O principal aprendizado que Sandra teve nessa segunda vez em Mumias é que bons conselhos são importantes; mas que nossas ações são muito mais! “O que você está fazendo para mudar o mundo? O que você tem feito na sua comunidade? O Brasil está lotado de esquinas que precisam de ajuda. Todo mundo pode ajudar todo mundo o tempo todo. Talvez, as pessoas só tenham que descobrir melhor o que elas gostam e sabem fazer para colocar isso em prática. Temos que partir do micro para o macro. Não adianta acreditar que um grupo de políticos vai resolver a vida de todo mundo. A gente precisa se ajudar mais”, opina.
“Minha mã nunca me limitou ou me restringiu. Eu, de verdade, não consigo pensar em alguma vez em que minha mãe simplesmente não me deixou fazer algo. Então, como ela sempre me criou com asas, nunca a vi como uma figura autoritária. Hoje, eu chego da balada às 6h já gravando áudio. Literalmente, tudo o que eu conto para as minhas amigas, eu conto para a minha mãe, com todos os detalhes”, revela Talita, que adora viajar e ir para shows com sua parceira.
Sandra acredita que nunca precisou fazer cobranças, porque a filha sempre acompanhou o esforço que a ela fez e faz no dia a dia, aprendendo na prática toda essa disciplina que ela acaba tendo com as responsabilidades dela também. “A Talita é uma mulher que aproveita as oportunidades que a vida traz. Eu busquei, na medida do possível, oferecer para ela as coisas que eu não tive, proporcionar para ela uma adolescência mais saudável. E ela correspondeu às expectativas! Ela é uma pessoa que aproveita cada segundo: todo dia é o melhor dia, todo show é o melhor show.
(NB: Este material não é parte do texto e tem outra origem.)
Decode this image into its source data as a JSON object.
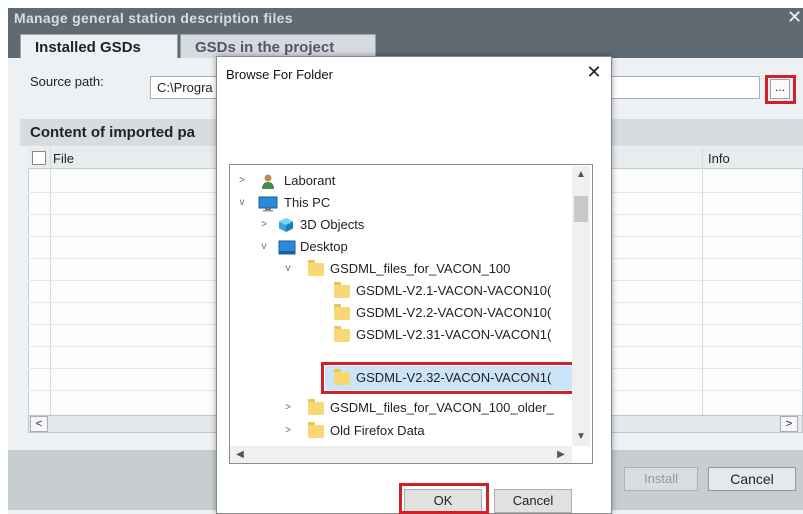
{
  "colors": {
    "title_bar": "#5f6a72",
    "highlight": "#d0202a",
    "selection": "#cce4f7",
    "folder": "#f8d775"
  },
  "main_dialog": {
    "title": "Manage general station description files",
    "close_glyph": "✕",
    "tabs": [
      {
        "label": "Installed GSDs"
      },
      {
        "label": "GSDs in the project"
      }
    ],
    "source_path": {
      "label": "Source path:",
      "value": "C:\\Progra",
      "browse_label": "..."
    },
    "content_title": "Content of imported pa",
    "table": {
      "col_file": "File",
      "col_info": "Info"
    },
    "scroll_left": "<",
    "scroll_right": ">",
    "install_label": "Install",
    "cancel_label": "Cancel"
  },
  "browse_dialog": {
    "title": "Browse For Folder",
    "close_glyph": "✕",
    "tree": [
      {
        "label": "Laborant",
        "icon": "user-icon",
        "chevron": ">"
      },
      {
        "label": "This PC",
        "icon": "computer-icon",
        "chevron": "v"
      },
      {
        "label": "3D Objects",
        "icon": "3d-objects-icon",
        "chevron": ">"
      },
      {
        "label": "Desktop",
        "icon": "desktop-icon",
        "chevron": "v"
      },
      {
        "label": "GSDML_files_for_VACON_100",
        "icon": "folder-icon",
        "chevron": "v"
      },
      {
        "label": "GSDML-V2.1-VACON-VACON10(",
        "icon": "folder-icon",
        "chevron": ""
      },
      {
        "label": "GSDML-V2.2-VACON-VACON10(",
        "icon": "folder-icon",
        "chevron": ""
      },
      {
        "label": "GSDML-V2.31-VACON-VACON1(",
        "icon": "folder-icon",
        "chevron": ""
      },
      {
        "label": "GSDML-V2.32-VACON-VACON1(",
        "icon": "folder-icon",
        "chevron": "",
        "selected": true
      },
      {
        "label": "GSDML_files_for_VACON_100_older_",
        "icon": "folder-icon",
        "chevron": ">"
      },
      {
        "label": "Old Firefox Data",
        "icon": "folder-icon",
        "chevron": ">"
      }
    ],
    "ok_label": "OK",
    "cancel_label": "Cancel"
  }
}
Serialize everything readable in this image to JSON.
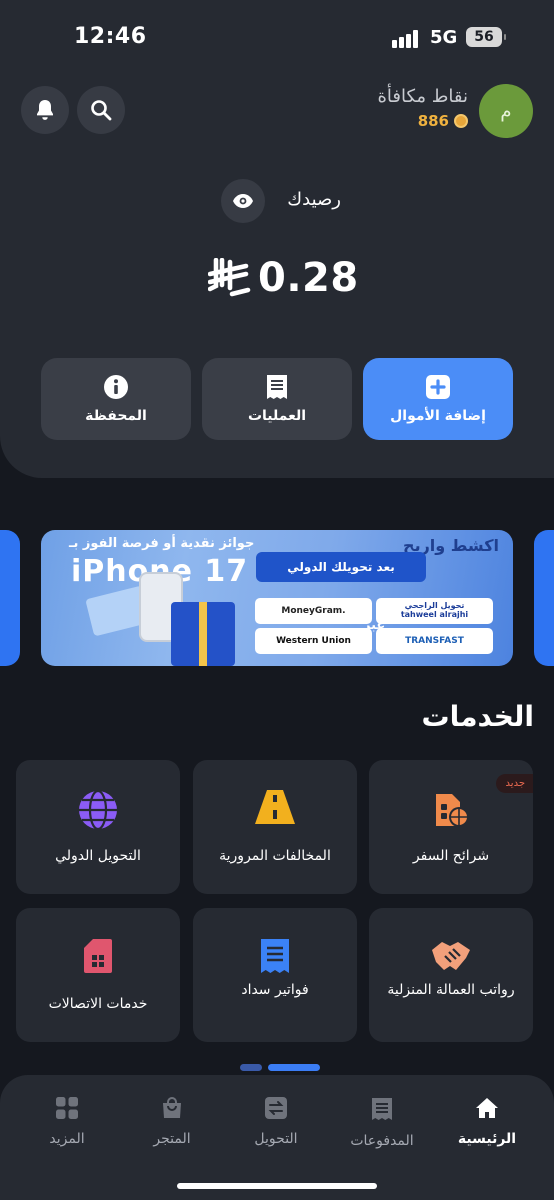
{
  "status_bar": {
    "time": "12:46",
    "network": "5G",
    "battery": "56"
  },
  "header": {
    "avatar_initial": "م",
    "reward_label": "نقاط مكافأة",
    "reward_points": "886"
  },
  "balance": {
    "label": "رصيدك",
    "amount": "0.28",
    "currency_icon": "riyal-symbol-icon"
  },
  "actions": [
    {
      "label": "إضافة الأموال",
      "icon": "plus-icon"
    },
    {
      "label": "العمليات",
      "icon": "receipt-icon"
    },
    {
      "label": "المحفظة",
      "icon": "info-icon"
    }
  ],
  "promo": {
    "headline": "اكشط واربح",
    "after_text": "بعد تحويلك الدولي",
    "win_text": "جوائز نقدية أو فرصة الفوز بـ",
    "phone_text": "iPhone 17",
    "via_text": "عبر",
    "partners": {
      "moneygram": "MoneyGram.",
      "western_union": "Western Union",
      "alrajhi_ar": "تحويل الراجحي",
      "alrajhi_en": "tahweel alrajhi",
      "transfast": "TRANSFAST"
    }
  },
  "services": {
    "title": "الخدمات",
    "new_badge": "جديد",
    "items": [
      {
        "label": "شرائح السفر",
        "icon": "esim-globe-icon",
        "color": "#f08a4b"
      },
      {
        "label": "المخالفات المرورية",
        "icon": "road-icon",
        "color": "#f2b01e"
      },
      {
        "label": "التحويل الدولي",
        "icon": "globe-icon",
        "color": "#8b5cf6"
      },
      {
        "label": "رواتب العمالة المنزلية",
        "icon": "handshake-icon",
        "color": "#f2a07b"
      },
      {
        "label": "فواتير سداد",
        "icon": "bill-icon",
        "color": "#3b82f6"
      },
      {
        "label": "خدمات الاتصالات",
        "icon": "sim-card-icon",
        "color": "#e0566e"
      }
    ]
  },
  "pager": {
    "active_index": 0,
    "count": 2
  },
  "bottom_nav": [
    {
      "label": "الرئيسية",
      "icon": "home-icon",
      "active": true
    },
    {
      "label": "المدفوعات",
      "icon": "payments-icon",
      "active": false
    },
    {
      "label": "التحويل",
      "icon": "transfer-icon",
      "active": false
    },
    {
      "label": "المتجر",
      "icon": "store-icon",
      "active": false
    },
    {
      "label": "المزيد",
      "icon": "grid-icon",
      "active": false
    }
  ],
  "colors": {
    "accent": "#4b8df7",
    "background": "#15181f",
    "card": "#262a32",
    "points": "#f0b23f"
  }
}
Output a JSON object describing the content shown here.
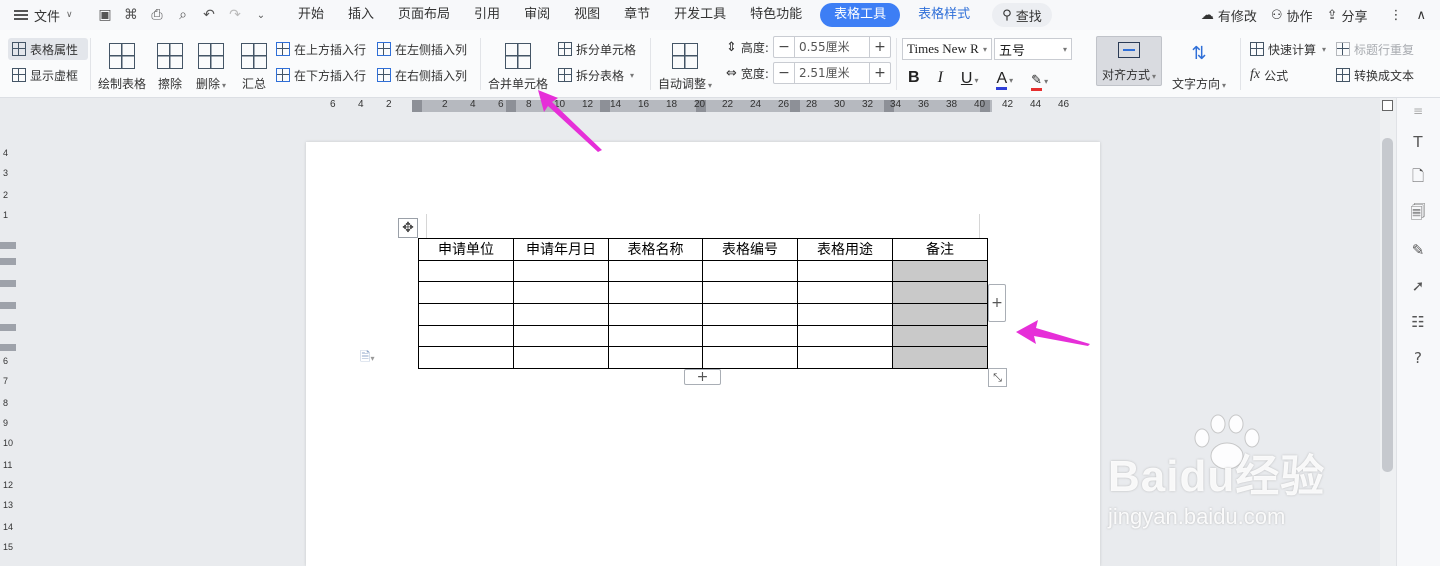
{
  "menubar": {
    "file_label": "文件",
    "tabs": [
      "开始",
      "插入",
      "页面布局",
      "引用",
      "审阅",
      "视图",
      "章节",
      "开发工具",
      "特色功能"
    ],
    "active_tab": "表格工具",
    "secondary_tab": "表格样式",
    "search_label": "查找",
    "right": {
      "modify": "有修改",
      "collab": "协作",
      "share": "分享"
    }
  },
  "ribbon": {
    "table_props": "表格属性",
    "show_grid": "显示虚框",
    "draw_table": "绘制表格",
    "erase": "擦除",
    "delete": "删除",
    "summary": "汇总",
    "insert_above": "在上方插入行",
    "insert_below": "在下方插入行",
    "insert_left": "在左侧插入列",
    "insert_right": "在右侧插入列",
    "merge_cells": "合并单元格",
    "split_cells": "拆分单元格",
    "split_table": "拆分表格",
    "auto_fit": "自动调整",
    "height_label": "高度:",
    "height_value": "0.55厘米",
    "width_label": "宽度:",
    "width_value": "2.51厘米",
    "font_name": "Times New R",
    "font_size": "五号",
    "bold": "B",
    "italic": "I",
    "underline": "U",
    "font_color_letter": "A",
    "align": "对齐方式",
    "text_dir": "文字方向",
    "quick_calc": "快速计算",
    "repeat_header": "标题行重复",
    "formula": "公式",
    "to_text": "转换成文本"
  },
  "ruler": {
    "h_ticks": [
      "6",
      "4",
      "2",
      "2",
      "4",
      "6",
      "8",
      "10",
      "12",
      "14",
      "16",
      "18",
      "20",
      "22",
      "24",
      "26",
      "28",
      "30",
      "32",
      "34",
      "36",
      "38",
      "40",
      "42",
      "44",
      "46"
    ],
    "v_ticks": [
      "4",
      "3",
      "2",
      "1",
      "6",
      "7",
      "8",
      "9",
      "10",
      "11",
      "12",
      "13",
      "14",
      "15"
    ]
  },
  "table": {
    "headers": [
      "申请单位",
      "申请年月日",
      "表格名称",
      "表格编号",
      "表格用途",
      "备注"
    ],
    "empty_rows": 5,
    "selected_column": 5
  },
  "watermark": {
    "brand": "Baidu经验",
    "url": "jingyan.baidu.com"
  },
  "colors": {
    "accent": "#3d7ef5",
    "arrow": "#e62fd8",
    "selection": "#c9c9c9",
    "font_color": "#2f3fd8",
    "highlight": "#e62f2f"
  }
}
Ela é aquela pessoa que, quando está em um lugar, está presente“, orgulha-se.
Do “apartamentinho” em São Paulo a eurotrips, de famílias tradicionais a mães solo, não existe uma constituição exata de lares saudáveis. Sandra não teve uma boa relação com sua mãe, e precisou se blindar desde muito nova para que sua saúde mental não fosse o tempo todo atingida, mas hoje ressignifica essa estrutura familar ao lado da filha e dá sua visão como educadora sobre relações tóxicas entre parentes: “Por exemplo, em cursos de formação de professores, gosto de dizer que não existe criança problema; existe criança desafio. Às vezes, ela faz o que faz para chamar a atenção e, no instante em que conhecemos os pais dela, paramos de cobrar aquela criança, porque ela é só um reflexo do que ela tem em casa. Não tinha como ser diferente, sabe? Para esses casos, defendo que a terapia deveria ser em conjunto. São os pais quem deveriam, inclusive, se presentear primeiro com isso. A gente precisa se ouvir mais”, afirma.